Os alunos do Ensino Fundamental 2 (de 6º a 9º ano) no Centro Educacional Paineira utilizam a tecnologia para desenvolver autonomia e independência financeiras, como o protótipo de uma bengala inteligente para deficientes visuais. “Ela é muito mais acessível do que um cão-guia, pois, além de ter poucos deles, eles são muito caros”, explica o estudante Gustavo Pontes Souza, 14 anos. O custo para produzir o objeto giraria em torno de R$ 1.000, enquanto que o do animal é de R$ 25 mil.

Na avaliação de Oswana, aulas como estas preparam os alunos para o mercado de trabalho do futuro, assim como instigam o empreendedorismo nos jovens.

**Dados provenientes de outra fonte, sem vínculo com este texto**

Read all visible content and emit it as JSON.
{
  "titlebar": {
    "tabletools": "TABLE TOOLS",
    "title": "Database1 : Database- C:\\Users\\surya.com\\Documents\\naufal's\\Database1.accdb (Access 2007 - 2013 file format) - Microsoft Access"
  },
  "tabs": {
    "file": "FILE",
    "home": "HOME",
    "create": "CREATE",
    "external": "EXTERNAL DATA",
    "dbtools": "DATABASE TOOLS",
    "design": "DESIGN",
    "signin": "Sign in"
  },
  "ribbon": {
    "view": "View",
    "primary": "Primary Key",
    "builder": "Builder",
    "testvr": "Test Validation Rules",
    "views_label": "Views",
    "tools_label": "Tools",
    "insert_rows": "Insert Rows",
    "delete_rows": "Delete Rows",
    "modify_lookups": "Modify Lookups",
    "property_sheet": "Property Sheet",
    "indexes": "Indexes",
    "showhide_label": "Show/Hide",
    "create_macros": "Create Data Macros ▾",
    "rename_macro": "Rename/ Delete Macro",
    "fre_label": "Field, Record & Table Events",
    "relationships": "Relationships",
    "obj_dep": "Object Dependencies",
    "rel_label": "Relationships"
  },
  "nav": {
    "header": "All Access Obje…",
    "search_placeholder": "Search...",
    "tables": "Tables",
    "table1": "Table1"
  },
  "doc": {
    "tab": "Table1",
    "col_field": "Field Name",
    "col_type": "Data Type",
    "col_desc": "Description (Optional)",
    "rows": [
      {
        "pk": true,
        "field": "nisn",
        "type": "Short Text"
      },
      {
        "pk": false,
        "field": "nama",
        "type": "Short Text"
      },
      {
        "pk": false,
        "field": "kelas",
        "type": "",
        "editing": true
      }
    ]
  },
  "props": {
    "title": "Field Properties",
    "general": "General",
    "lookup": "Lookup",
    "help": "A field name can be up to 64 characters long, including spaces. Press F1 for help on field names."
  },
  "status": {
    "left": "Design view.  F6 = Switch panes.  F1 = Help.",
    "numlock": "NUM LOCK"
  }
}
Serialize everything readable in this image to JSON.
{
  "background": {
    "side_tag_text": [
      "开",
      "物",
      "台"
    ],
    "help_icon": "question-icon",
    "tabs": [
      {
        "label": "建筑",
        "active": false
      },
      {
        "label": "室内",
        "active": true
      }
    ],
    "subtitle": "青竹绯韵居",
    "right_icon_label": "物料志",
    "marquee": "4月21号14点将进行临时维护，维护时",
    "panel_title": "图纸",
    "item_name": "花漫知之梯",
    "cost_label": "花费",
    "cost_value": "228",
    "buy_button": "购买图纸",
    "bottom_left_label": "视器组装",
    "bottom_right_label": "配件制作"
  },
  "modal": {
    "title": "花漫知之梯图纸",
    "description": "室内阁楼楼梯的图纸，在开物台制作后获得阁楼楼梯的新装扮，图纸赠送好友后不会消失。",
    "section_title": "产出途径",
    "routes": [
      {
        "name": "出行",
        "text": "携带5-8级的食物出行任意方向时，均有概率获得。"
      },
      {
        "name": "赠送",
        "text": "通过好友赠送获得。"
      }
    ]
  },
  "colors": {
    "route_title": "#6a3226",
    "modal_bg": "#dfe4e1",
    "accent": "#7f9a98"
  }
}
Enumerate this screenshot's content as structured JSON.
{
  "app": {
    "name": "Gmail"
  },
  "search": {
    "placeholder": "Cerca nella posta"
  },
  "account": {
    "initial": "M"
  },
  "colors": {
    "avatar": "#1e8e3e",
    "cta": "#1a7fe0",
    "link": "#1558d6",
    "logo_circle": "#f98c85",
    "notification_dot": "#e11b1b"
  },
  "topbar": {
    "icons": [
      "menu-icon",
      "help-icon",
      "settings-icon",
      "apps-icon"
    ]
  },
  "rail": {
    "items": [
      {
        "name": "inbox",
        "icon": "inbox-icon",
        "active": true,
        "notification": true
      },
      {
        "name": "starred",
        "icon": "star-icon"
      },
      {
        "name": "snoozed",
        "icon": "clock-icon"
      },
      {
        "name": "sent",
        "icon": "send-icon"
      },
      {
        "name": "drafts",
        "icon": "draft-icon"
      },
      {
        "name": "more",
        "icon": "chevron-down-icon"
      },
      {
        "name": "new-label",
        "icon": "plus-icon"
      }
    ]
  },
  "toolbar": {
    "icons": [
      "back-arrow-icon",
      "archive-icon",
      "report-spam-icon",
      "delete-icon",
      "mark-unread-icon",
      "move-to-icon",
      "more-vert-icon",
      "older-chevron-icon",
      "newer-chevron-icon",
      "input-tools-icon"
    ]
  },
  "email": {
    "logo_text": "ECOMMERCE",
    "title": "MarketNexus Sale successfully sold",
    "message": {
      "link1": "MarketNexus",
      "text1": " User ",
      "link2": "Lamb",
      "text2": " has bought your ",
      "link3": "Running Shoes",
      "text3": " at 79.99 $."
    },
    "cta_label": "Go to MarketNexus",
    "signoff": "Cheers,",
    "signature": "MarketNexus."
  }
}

PESQUISA - De acordo com levantamento feito pela Dsop Educação Financeira com pais de estudantes, 81% daqueles cujos filhos possuem aulas de educação financeira gastam parte do que recebem e poupam o valor remanescente. Já entre os jovens que não têm contato com a disciplina, apenas 11% não gastam todo a quantia.

Quanto à mesada, 97% dos responsáveis por crianças educadas financeiramente a consideram uma ferramenta, contra 56% dos que não têm disciplina. Já em relação à reação dos estudantes quando os pais negam alguma compra por falta de recursos, 58% daqueles cujos filhos estão aprendendo a administrar os recursos têm reação compreensiva, ante 12% do segundo grupo.